[spambayes-dev] RE: [Python-Dev] RE: [Spambayes] Question (orpossibly a bug report)

Tim Peters tim.one@comcast.net
Sun, 27 Jul 2003 16:54:42 -0400


[Mark Hammond]
> This seems to be coming to a conclusion.  Not a completely
> satisfactory one, but one nonetheless.
>
> Short story for the python-dev crew:
>
> * Some Windows programs are known to run with the CRT locale set to
>   other than "C" - specifically, set to the locale of the user.
> * If this happens, the marshal module will load floating point
>   literals incorrectly.

Well, it depends on the locale, and on the fp literals in question, but it's
often the case that damage occurs.

> * Thus, once this happens, if a .pyc file is imported, the floating
>   point literals in that .pyc are wrong.  Confusion reigns.

Yup -- and it's an excellent to-the-point summary!

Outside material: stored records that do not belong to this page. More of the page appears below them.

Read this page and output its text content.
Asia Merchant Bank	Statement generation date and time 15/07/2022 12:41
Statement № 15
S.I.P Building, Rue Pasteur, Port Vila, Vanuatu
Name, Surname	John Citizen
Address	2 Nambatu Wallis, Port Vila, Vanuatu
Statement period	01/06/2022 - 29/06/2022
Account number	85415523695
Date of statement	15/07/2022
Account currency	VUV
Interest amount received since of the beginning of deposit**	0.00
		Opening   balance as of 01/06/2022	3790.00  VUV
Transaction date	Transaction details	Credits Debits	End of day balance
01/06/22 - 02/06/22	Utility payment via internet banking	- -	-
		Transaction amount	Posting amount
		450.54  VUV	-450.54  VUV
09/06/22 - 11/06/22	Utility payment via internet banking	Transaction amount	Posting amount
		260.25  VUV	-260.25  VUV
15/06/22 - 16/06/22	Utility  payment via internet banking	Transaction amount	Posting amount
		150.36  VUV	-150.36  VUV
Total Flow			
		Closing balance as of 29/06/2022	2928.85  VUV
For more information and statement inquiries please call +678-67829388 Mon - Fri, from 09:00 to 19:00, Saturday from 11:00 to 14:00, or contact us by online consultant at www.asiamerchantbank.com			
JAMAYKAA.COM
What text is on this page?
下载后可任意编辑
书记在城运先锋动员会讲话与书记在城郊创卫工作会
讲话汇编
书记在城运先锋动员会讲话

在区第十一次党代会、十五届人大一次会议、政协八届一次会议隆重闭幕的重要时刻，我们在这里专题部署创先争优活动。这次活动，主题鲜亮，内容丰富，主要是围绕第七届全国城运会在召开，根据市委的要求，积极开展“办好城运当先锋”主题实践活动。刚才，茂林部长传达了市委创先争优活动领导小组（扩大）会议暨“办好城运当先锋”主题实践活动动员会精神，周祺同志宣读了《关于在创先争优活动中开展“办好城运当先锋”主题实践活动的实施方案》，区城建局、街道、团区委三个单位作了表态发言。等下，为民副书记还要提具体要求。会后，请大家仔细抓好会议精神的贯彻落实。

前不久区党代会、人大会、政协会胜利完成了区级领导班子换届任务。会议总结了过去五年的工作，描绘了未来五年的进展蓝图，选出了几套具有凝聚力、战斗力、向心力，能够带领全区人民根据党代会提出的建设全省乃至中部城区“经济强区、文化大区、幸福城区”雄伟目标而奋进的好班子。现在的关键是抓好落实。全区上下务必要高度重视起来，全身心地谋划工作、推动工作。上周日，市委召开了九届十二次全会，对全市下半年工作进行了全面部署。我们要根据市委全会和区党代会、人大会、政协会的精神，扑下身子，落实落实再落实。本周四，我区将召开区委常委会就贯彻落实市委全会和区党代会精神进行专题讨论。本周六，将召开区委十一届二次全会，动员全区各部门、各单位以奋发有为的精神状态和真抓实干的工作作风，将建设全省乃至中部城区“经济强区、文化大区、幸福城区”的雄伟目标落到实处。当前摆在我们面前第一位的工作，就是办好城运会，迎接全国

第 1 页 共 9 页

> The "best" solution to this probably involves removing Python being
> dependent on the locale - there is even an existing patch for that.

Kinda.

> To the SpamBayes specifics:
> ...
> I have a version working for the original bug reporter.  While on our
> machines, we can reproduce the locale being switched at MAPILogon
> time, my instrumented version also shows that for some people at
> least, Outlook itself will also change it back some time before
> delivering UI events to us.

There's potentially another dark side to this story:  if MS code is going
out of its way to switch locale, it's presumably because some of MS's code
wants to change the behavior of CRT routines to work "as expected" for the
current user.  So if we switch LC_NUMERIC back to "C", we *may* be creating
problems for Outlook.  I'll never stumble into this, since "C" locale and my
normal locale are so similar (and have identical behavior in the LC_NUMERIC
category).  At least Win32's *native* notions of locale are  settable on a
per-thread basis; C's notion is a global hammer; it's unclear to me why MS's
code is even touching C's notion.

> ...
> We *do* still have the "social" problem of what locale conventions to
> use for Config files, but that has nothing to do with our tools...

To the extent that Config files use Python syntax, they're least surprising
if they stick to Python syntax.  The locale pit is deep.  For example,
Finnish uses a non-breaking space to separate thousands "although fullstop
may be used in monetary context".  We'll end up with more code to cater to
gratuitous locale differences than to identify spam <0.7 wink>.